Ren took her final exam for nursing school today. The instructors are grading the exams and phoning the students who failed by 8:00 p.m. tonight.
Rather, they're calling the students who "were less than sufficiently successful."
Coincidentally, I end up with this article from BBC News in my new feeds today. Here's a snippet:
Liz Beattie, a retired teacher, will call on the association's annual gathering in Buxton, Derbyshire, to "delete the word 'fail' from the educational vocabulary to be replaced with the concept of 'deferred success'".
The article is actually reporting that Education Secretary Ruth Kelly is dismissing this concept, pointing out that kids will face many successes and failures in life and that they need to be prepared for both.
Deferred success? Where was this when I was in school? You mean I could have just slacked all the time and succeeded later instead? What a deal!

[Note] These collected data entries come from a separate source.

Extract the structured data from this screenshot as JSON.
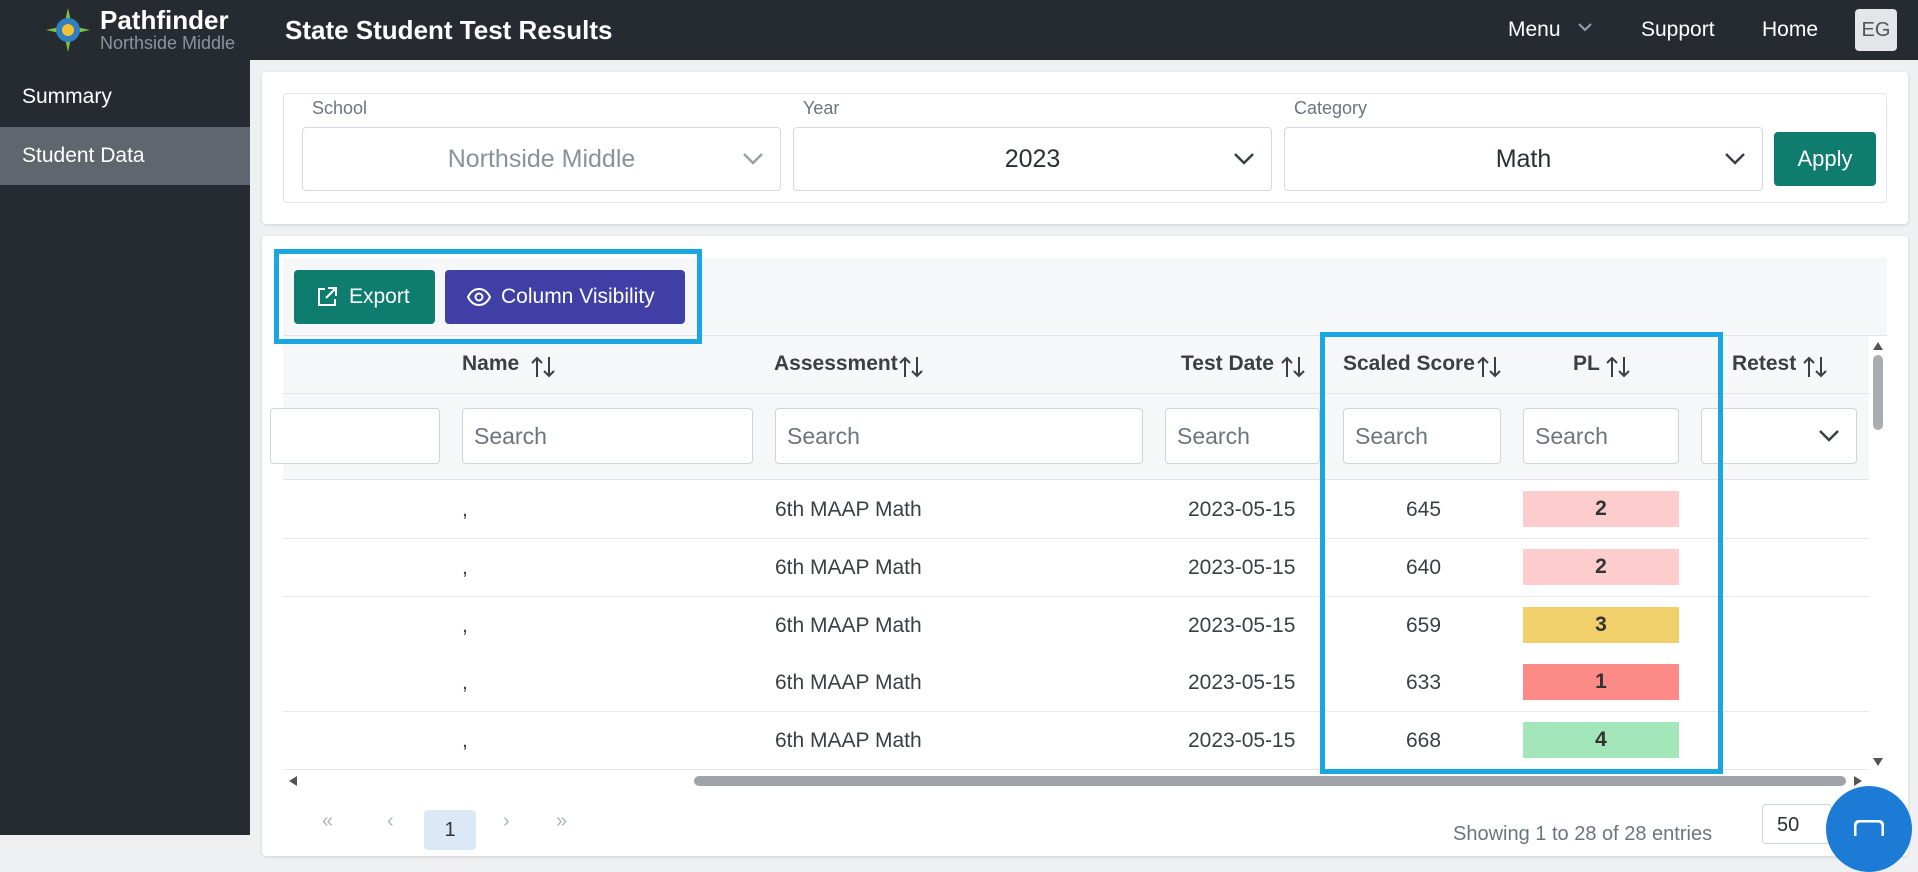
{
  "app": {
    "name": "Pathfinder",
    "school_subtitle": "Northside Middle",
    "page_title": "State Student Test Results"
  },
  "nav": {
    "menu": "Menu",
    "support": "Support",
    "home": "Home",
    "avatar_initials": "EG"
  },
  "sidebar": {
    "items": [
      {
        "label": "Summary"
      },
      {
        "label": "Student Data"
      }
    ]
  },
  "filters": {
    "school": {
      "label": "School",
      "value": "Northside Middle"
    },
    "year": {
      "label": "Year",
      "value": "2023"
    },
    "category": {
      "label": "Category",
      "value": "Math"
    },
    "apply": "Apply"
  },
  "toolbar": {
    "export": "Export",
    "column_visibility": "Column Visibility"
  },
  "table": {
    "columns": [
      "Name",
      "Assessment",
      "Test Date",
      "Scaled Score",
      "PL",
      "Retest"
    ],
    "search_placeholder": "Search",
    "rows": [
      {
        "name": ",",
        "assessment": "6th MAAP Math",
        "test_date": "2023-05-15",
        "scaled_score": "645",
        "pl": "2"
      },
      {
        "name": ",",
        "assessment": "6th MAAP Math",
        "test_date": "2023-05-15",
        "scaled_score": "640",
        "pl": "2"
      },
      {
        "name": ",",
        "assessment": "6th MAAP Math",
        "test_date": "2023-05-15",
        "scaled_score": "659",
        "pl": "3"
      },
      {
        "name": ",",
        "assessment": "6th MAAP Math",
        "test_date": "2023-05-15",
        "scaled_score": "633",
        "pl": "1"
      },
      {
        "name": ",",
        "assessment": "6th MAAP Math",
        "test_date": "2023-05-15",
        "scaled_score": "668",
        "pl": "4"
      }
    ]
  },
  "pl_colors": {
    "1": "#fc8a86",
    "2": "#fdcdcd",
    "3": "#f1d06b",
    "4": "#a3e6b9"
  },
  "pagination": {
    "current_page": "1",
    "first": "«",
    "prev": "‹",
    "next": "›",
    "last": "»",
    "summary": "Showing 1 to 28 of 28 entries",
    "page_size": "50"
  },
  "colors": {
    "nav_bg": "#252b31",
    "accent_green": "#0e7c6e",
    "accent_indigo": "#3f3fa6",
    "highlight_blue": "#1aa6e0"
  }
}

I'm sorry, but how does that motivate kids to try harder? You're telling them, "don't worry if you don't succeed now; you can just succeed later instead." That's not even almost how the world works.
And as for this "less than sufficiently successful" crap, that's no better. I'd rather be told that I failed a test. That tells me that I performed poorly -- that the action I took wasn't good enough. Telling me that I was "less than sufficiently successful" is worse -- that tells me that I'm insufficient and unsuccessful.
See what I'm talking about? One defines my actions, and the other defines me. The irony here is that they're ending up with the opposite effect. In trying to protect the students' sense of self-worth, they've ended up labeling the student rather than the student's action.
Hey education system -- you failed.
Kudos to Secretary Kelly for seeing through this crap.